A new six-part television series will air on BBC One Scotland featuring Peterhead and the extraordinary people working on land and at sea to put the fish on our plates.
Scottish actor James Cosmo will narrate the new show, Fish Town, to be screened on Monday, January 14 at 7.30pm.
In the first episode the fishing boat Reliance, skippered by John Clarke, heads to a fishing ground off the Shetland Isles in search of whitefish and prawns.
Joining John on board is his son, David, who hopes one day to take over as skipper. But before he does, John needs to decide if he thinks his son’s yet up to the job.
David – the youngest person on the boat – is responsible for keeping watch, cooking and looking after the crew on one of the most dangerous parts of the boat, the trawl deck. When a big haul comes aboard, he also has his work cut out cleaning and packing the fish.
Speaking to the Buchanie ahead of the screening, skipper John Clarke said: “It is really exciting to be part of something like this, I hope that it will show youngsters that it is possible to get on in the fishing industry even if you don’t come from a fishing background.”
The show was filmed last summer and had camera crews take to the sea with the local skippers.
John added: “This is the first time that I have been involved with something on television, it was quite an experience.
“A BBC producer asked if we would take a camera crew out to film what we do from catching fish, looking after the boats, the different areas we fish in and the new Peterhead Fish Market.
“The crew enjoyed coming out with us.

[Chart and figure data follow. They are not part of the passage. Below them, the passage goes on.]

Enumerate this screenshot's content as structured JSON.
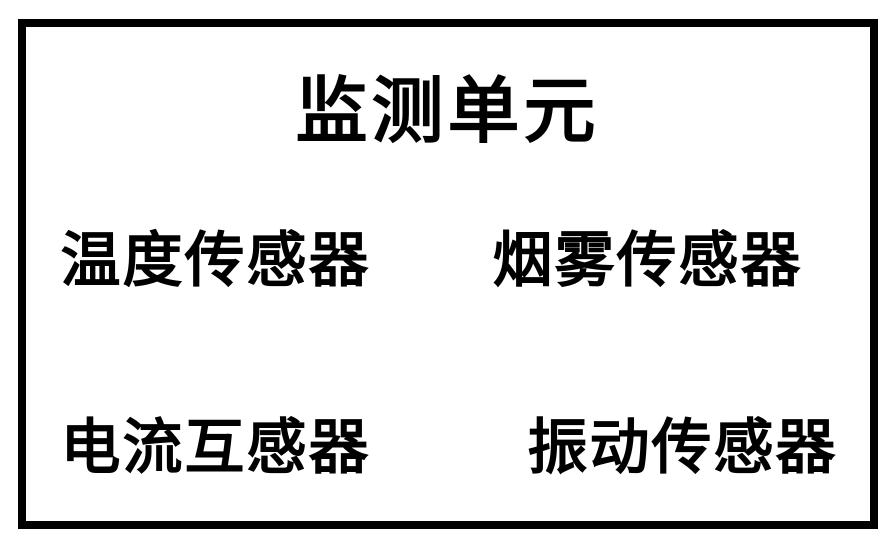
{
  "diagram": {
    "type": "infographic",
    "title": "监测单元",
    "border_color": "#000000",
    "border_width": 8,
    "background_color": "#ffffff",
    "text_color": "#000000",
    "title_fontsize": 72,
    "item_fontsize": 60,
    "font_family": "SimSun",
    "font_weight": "bold",
    "sensors": [
      {
        "label": "温度传感器"
      },
      {
        "label": "烟雾传感器"
      },
      {
        "label": "电流互感器"
      },
      {
        "label": "振动传感器"
      }
    ]
  }
}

The camera guys had never been out on a boat before so I think they valued the price of fish afterwards.”
Commenting on his son David’s appearance, John said: “He has been on the boat since he was 15-years-old but he hasn’t taken the boat yet.
“I started at the bottom and worked my way up so I told him that he would have to do the same.
“He was a bit shy around the cameras to start with but once we got out to sea we just got on with the job. There was no playing up for the cameras, they just filmed what we were doing.”
Despite starring in the show, John admitted he didn’t get to view any previews as he said: “I haven’t seen the show yet but I’m looking forward to it.
“I posted something on my social media account and it was shared around 250 times so a lot of people are interested in it.
“This is a job that a lot of people don’t know much about so it will let them see exactly what we do.
“With Fish Town nothing is scripted, there were no second takes and we had no control over what happened.”
The first episode features another Peterhead boat, the Ocean Endeavour, as it heads out to one of the UK’s most remote fishing grounds, Rockall, in search of haddock.
Skipper John Buchan is trying out a rookie fisherman, 18-year-old Nathan Foreman. This is Nathan’s first trip on a deep sea trawler and John hopes to train him up as a fully-fledged deckhand. But Nathan’s first trip is going to be uncomfortable – Storm Hector is blowing in, bringing with it gale force winds.
Back on shore, 24-year-old fish buyer Jason Jack is at Peterhead fish market competing with ten other buyers for the morning’s finest fish. Jason regularly spends up to £50,000 in the market before most of us have even eaten our breakfast.
The second episode will air the following Monday (January 21) at 7.30pm.
In this episode, the trawler Reliance is halfway through a fishing trip off the Shetland Isles when skipper John Clarke spots a broken rope that could lead to the boat losing its net. The crew fix the problem and put out the nets again, but they are hit by a rogue wave which rips a two-tonne metal bar off the top of the boat.
While John and the crew are clearing up from the accident, the boat’s main hydraulic pipe breaks, leaving the boat unable to pull in its fishing gear. If it can’t be fixed, they’ll have to cut the net free. John and the crew manage to fix the pipe and recover the net, and the boat has to sail back to Peterhead for emergency repairs.
In the remote Norwegian sector of the North Sea, the trawler Rosebloom and its sister ship the Boy John are looking for hake. Fishing is good while the weather is fine, but the arrival of heavy fog leaves the boats empty handed.
Back on land, fish buyer Jason Jack is on the floor of his family’s factory, trying to make sure that the fish he’s bought get processed and packed up in time to be loaded onto lorries that will take it to customers across the UK and Europe.